De rechtbank heeft de raadsvrouw, mr. S.M. Hof, en de officier van justitie in de gelegenheid gesteld hun standpunten in te nemen over de voortduren van de overleveringsdetentie. De raadsvrouw pleitte voor opheffing van de detentie, terwijl de officier van justitie aangaf dat er contact was gelegd met de Duitse autoriteiten om het EAB te laten vervangen door een door een rechter ondertekend exemplaar. De officier van justitie verzocht om een zitting te houden indien de rechtbank anders zou overwegen.

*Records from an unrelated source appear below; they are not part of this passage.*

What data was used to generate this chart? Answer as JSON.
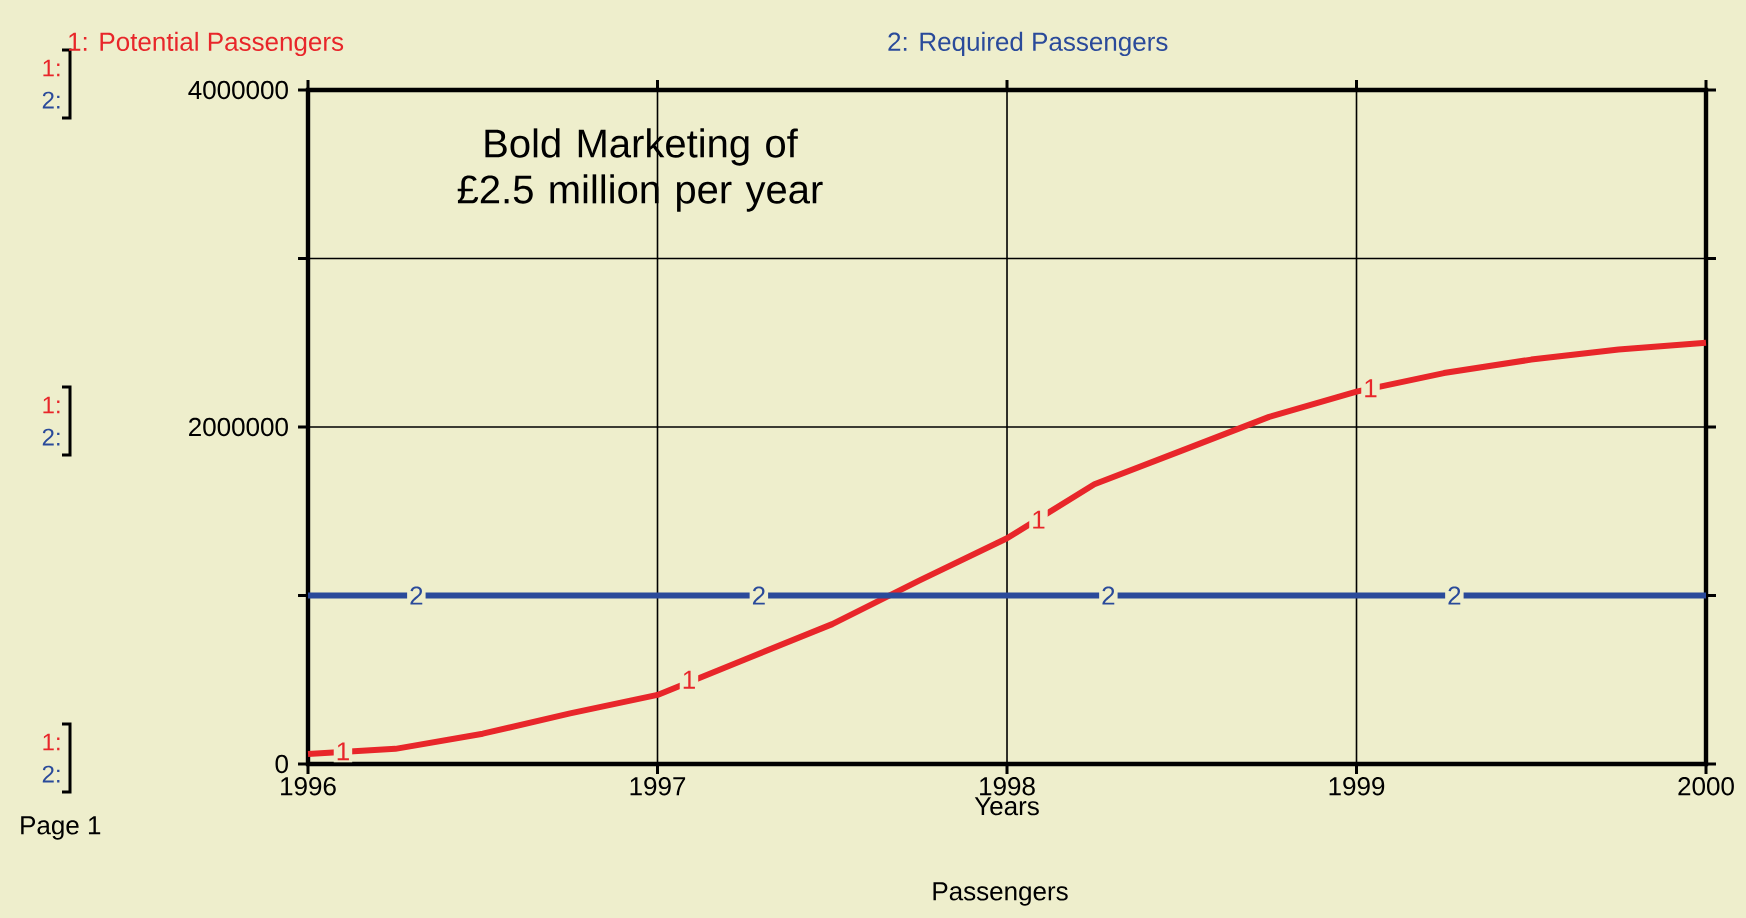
{
  "chart_data": {
    "type": "line",
    "xlabel": "Years",
    "x": [
      1996,
      1996.25,
      1996.5,
      1996.75,
      1997,
      1997.25,
      1997.5,
      1997.75,
      1998,
      1998.25,
      1998.5,
      1998.75,
      1999,
      1999.25,
      1999.5,
      1999.75,
      2000
    ],
    "series": [
      {
        "name": "1: Potential  Passengers",
        "color": "#e8262a",
        "values": [
          60000,
          90000,
          180000,
          300000,
          410000,
          620000,
          830000,
          1090000,
          1340000,
          1660000,
          1860000,
          2060000,
          2210000,
          2320000,
          2400000,
          2460000,
          2500000
        ]
      },
      {
        "name": "2: Required Passengers",
        "color": "#2a4a9a",
        "values": [
          1000000,
          1000000,
          1000000,
          1000000,
          1000000,
          1000000,
          1000000,
          1000000,
          1000000,
          1000000,
          1000000,
          1000000,
          1000000,
          1000000,
          1000000,
          1000000,
          1000000
        ]
      }
    ],
    "xlim": [
      1996,
      2000
    ],
    "ylim": [
      0,
      4000000
    ],
    "xticks": [
      1996,
      1997,
      1998,
      1999,
      2000
    ],
    "yticks": [
      0,
      {
        "value": 1000000,
        "label": null
      },
      2000000,
      {
        "value": 3000000,
        "label": null
      },
      4000000
    ],
    "grid": true,
    "legend": "top",
    "line_style": "solid",
    "marker": "none",
    "annotations": [
      "Bold Marketing of £2.5 million per year",
      "Page 1",
      "Passengers",
      "1:",
      "2:",
      "1:",
      "2:",
      "1:",
      "2:",
      {
        "text": "1",
        "x": 1996.1,
        "y": 75000
      },
      {
        "text": "1",
        "x": 1997.09,
        "y": 500000
      },
      {
        "text": "1",
        "x": 1998.09,
        "y": 1450000
      },
      {
        "text": "1",
        "x": 1999.04,
        "y": 2230000
      },
      {
        "text": "2",
        "x": 1996.31,
        "y": 1000000
      },
      {
        "text": "2",
        "x": 1997.29,
        "y": 1000000
      },
      {
        "text": "2",
        "x": 1998.29,
        "y": 1000000
      },
      {
        "text": "2",
        "x": 1999.28,
        "y": 1000000
      }
    ]
  }
}
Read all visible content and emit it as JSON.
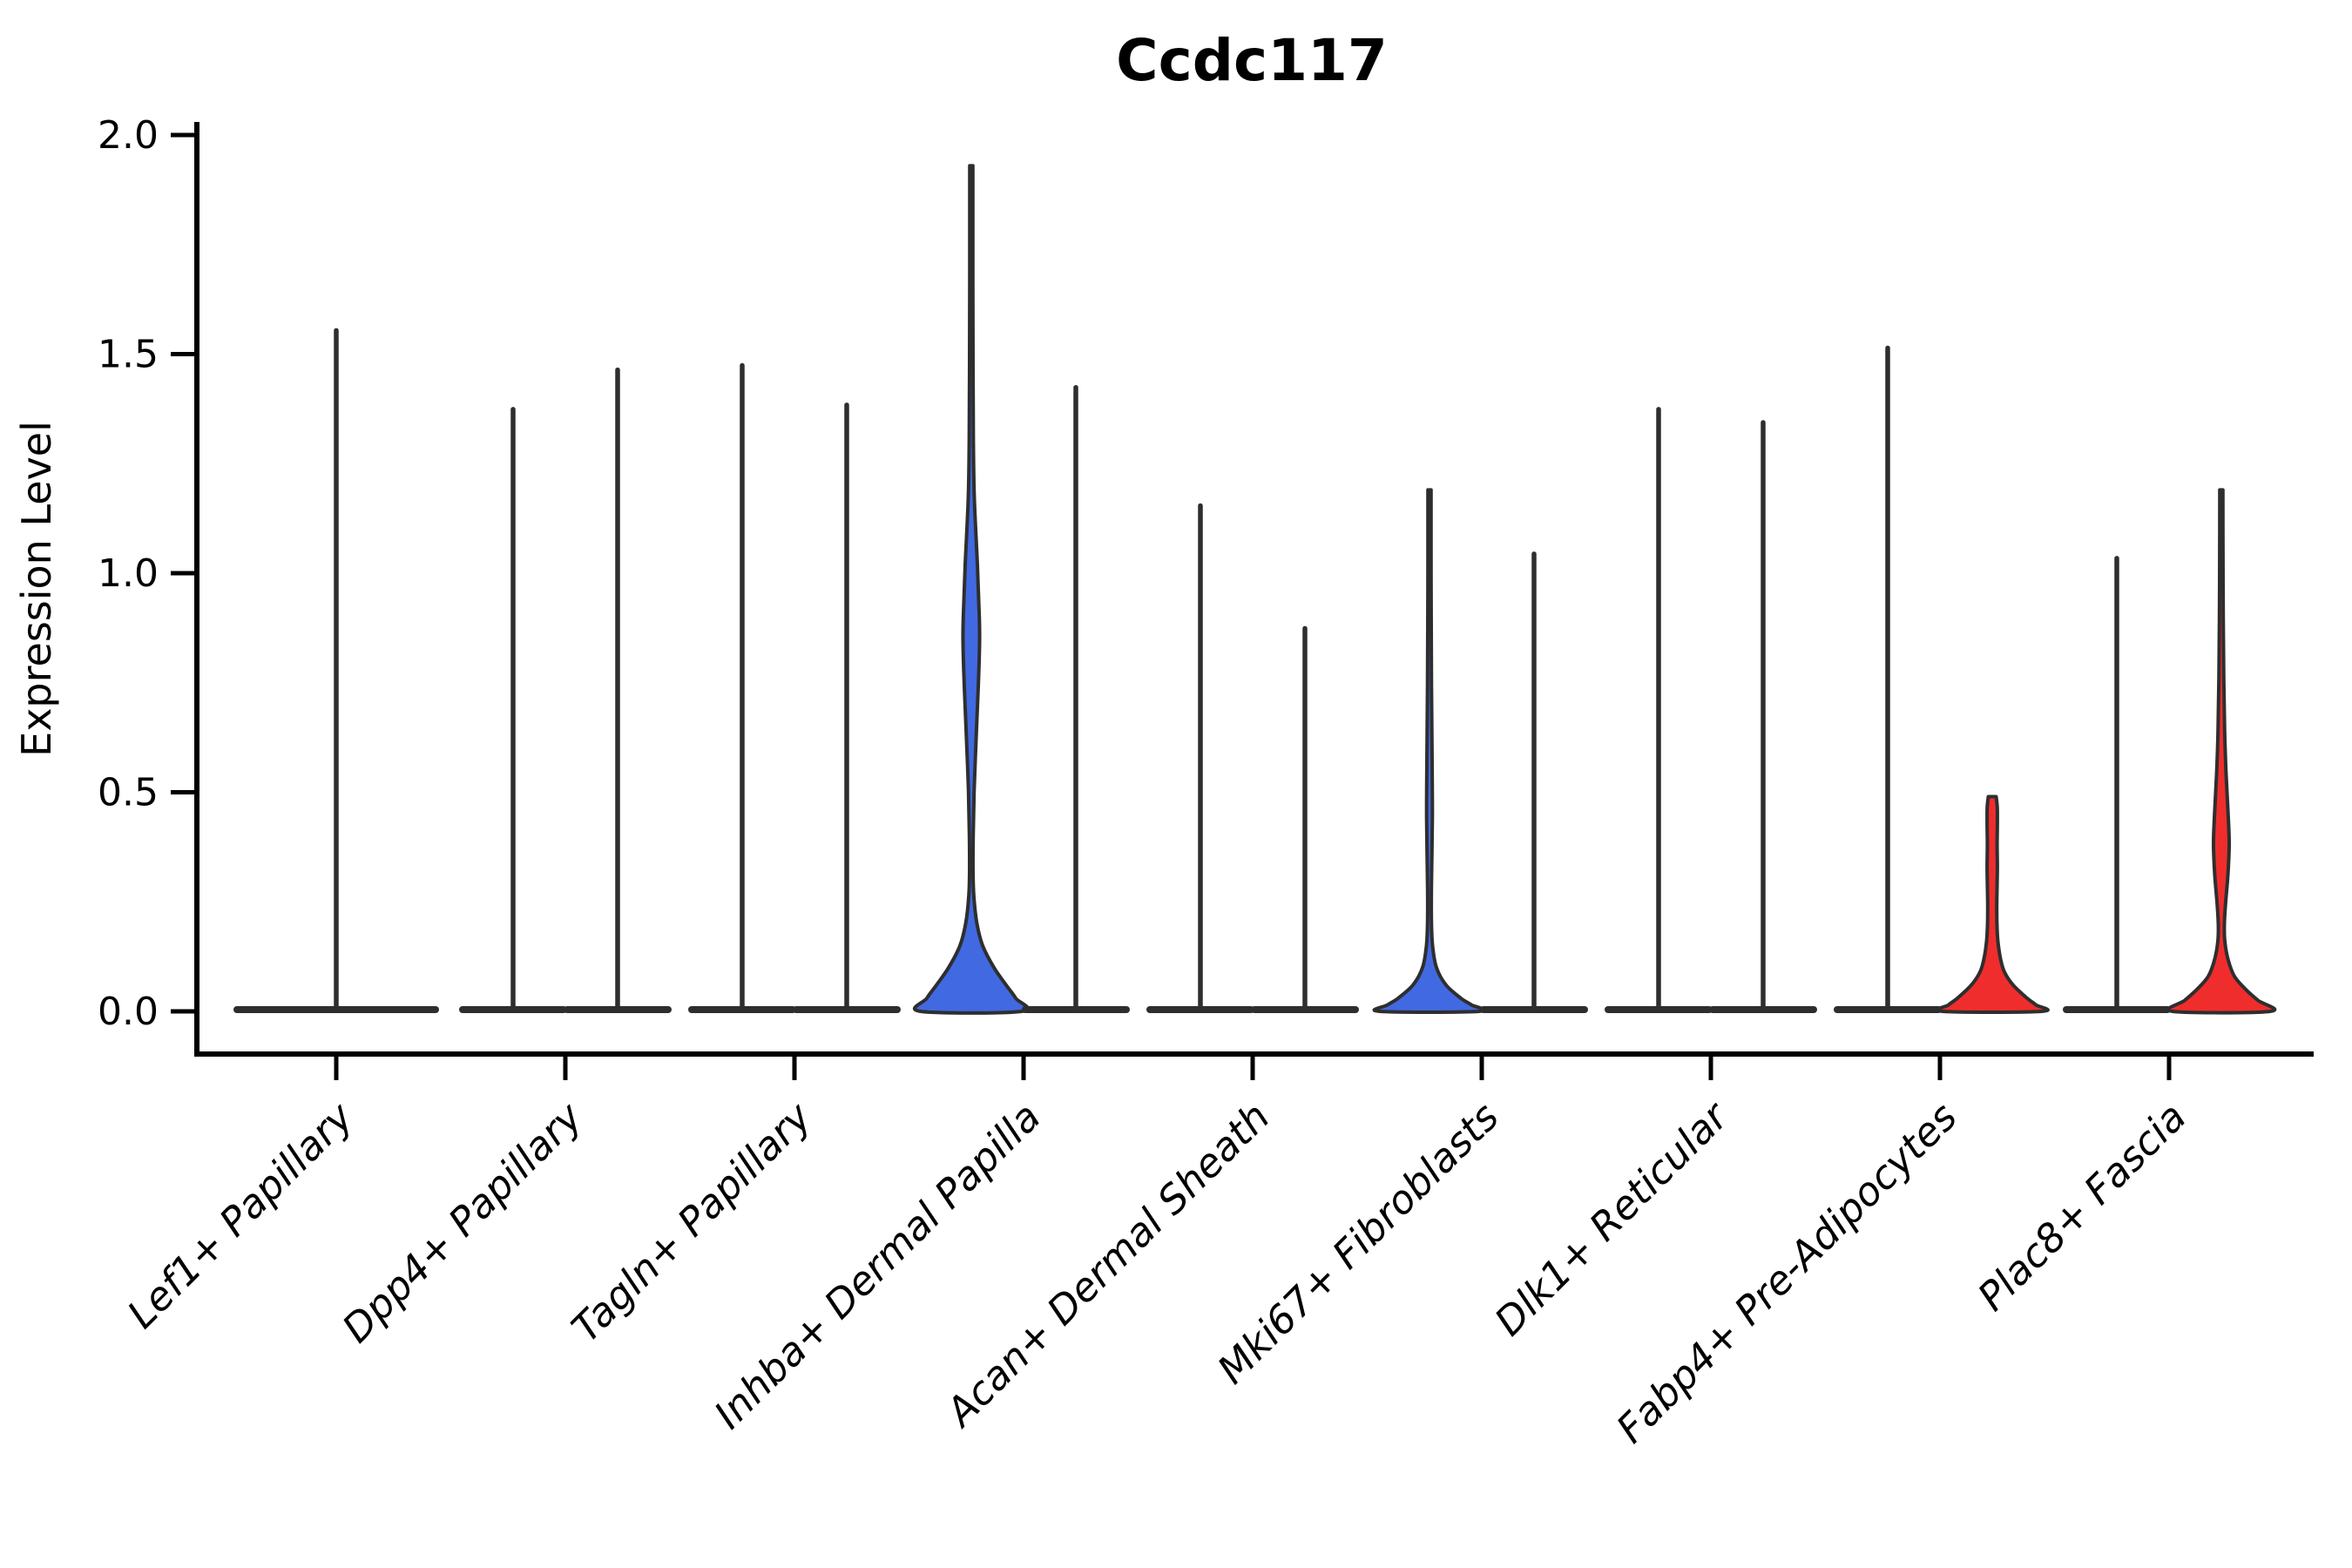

Na afweging van de argumenten en de juridische context heeft de rechtbank besloten dat er geen aanleiding is om de beslissing aan te houden voor een zitting. De rechtbank heeft de overleveringsdetentie opgeheven, omdat het EAB niet voldoet aan de vereisten voor vrijheidsbeneming. Deze beslissing is genomen door rechter mr. C. Klomp, in tegenwoordigheid van griffier mr. A.T.P. van Munster.

Uitspraak

RECHTBANK AMSTERDAM,
INTERNATIONALE RECHTSHULPKAMER
Parketnummer: 13/751151-19
RK nummer: 19/1438
BESLISSING
De raadkamer van deze rechtbank heeft kennis genomen van het op overleveringsverzoek van de autoriteiten van Duitsland ten aanzien van de opgeëiste persoon:

[opgeëiste persoon]

geboren te [geboorteplaats] (Marokko) op [geboortedag] 1990,
zonder vaste woon- of verblijfplaats in Nederland,
gedetineerd in het [plaats detentie] ,
Op 28 mei 2019 heeft de rechtbank per e-mail de raadsvrouw, mr. S.M. Hof, advocaat te Amsterdam, en de officier van justitie meegedeeld dat zij voornemens is om ten spoedigste (ambtshalve) een beslissing te nemen omtrent het voortduren van de overleveringsdetentie van de opgeëiste persoon en dat de rechtbank alvorens te beslissen, partijen in de gelegenheid stelt een standpunt in te nemen hieromtrent.
De raadsvrouw heeft per e-mail van 28 mei 2019 betoogd dat de overleveringsdetentie moet worden opgeheven.
De officier van justitie heeft per e-mailbericht van 29 mei 2019 onder andere als volgt meegedeeld. Er is contact gelegd met de betrokken Duitse autoriteiten. Deze zijn thans bezig het EAB te laten vervangen door een door de rechter ondertekend exemplaar. Alsdan wordt het nieuwe EAB aan het IRC gestuurd.
De officier van justitie meent dat een vrijlating van de opgeëiste persoon niet in de rede zou moeten liggen. Mocht de Rechtbank anders overwegen, dan wordt verzocht om over deze zaken een zitting te houden, zodat partijen in de gelegenheid worden gesteld hun standpunt in rechte kenbaar te maken.
De rechtbank overweegt als volgt. Het EAB is uitgevaardigd door een Duits Openbaar Ministerie. Gelet op de rechtspraak van het Hof van Justitie van de Europese Unie (HvJ EU 27 mei 2019, C-508/18 en C-82/19 PPU, ECLI:EU:C:2019:456), moet worden aangenomen dat het EAB niet is uitgevaardigd door een rechterlijke autoriteit. Het EAB is dus niet een “rechterlijke beslissing” in de zin van artikel 1, eerste lid, van Kaderbesluit 2002/584/JHA, zodat het geen grondslag biedt voor vrijheidsbeneming.
De rechtbank ziet daarom geen aanleiding de beslissing over het voortduren van de overleveringsdetentie aan te houden om op een behandeling ter zitting (opnieuw) de standpunten van partijen te vernemen.
De rechtbank zal de overleveringsdetentie opheffen.

BESLISSING:

HEFT OP de overleveringsdetentie.

Deze beslissing is genomen op 29 mei 2019 door:
mr. C. Klomp, rechter,
in tegenwoordigheid van mr. A.T.P. van Munster, griffier.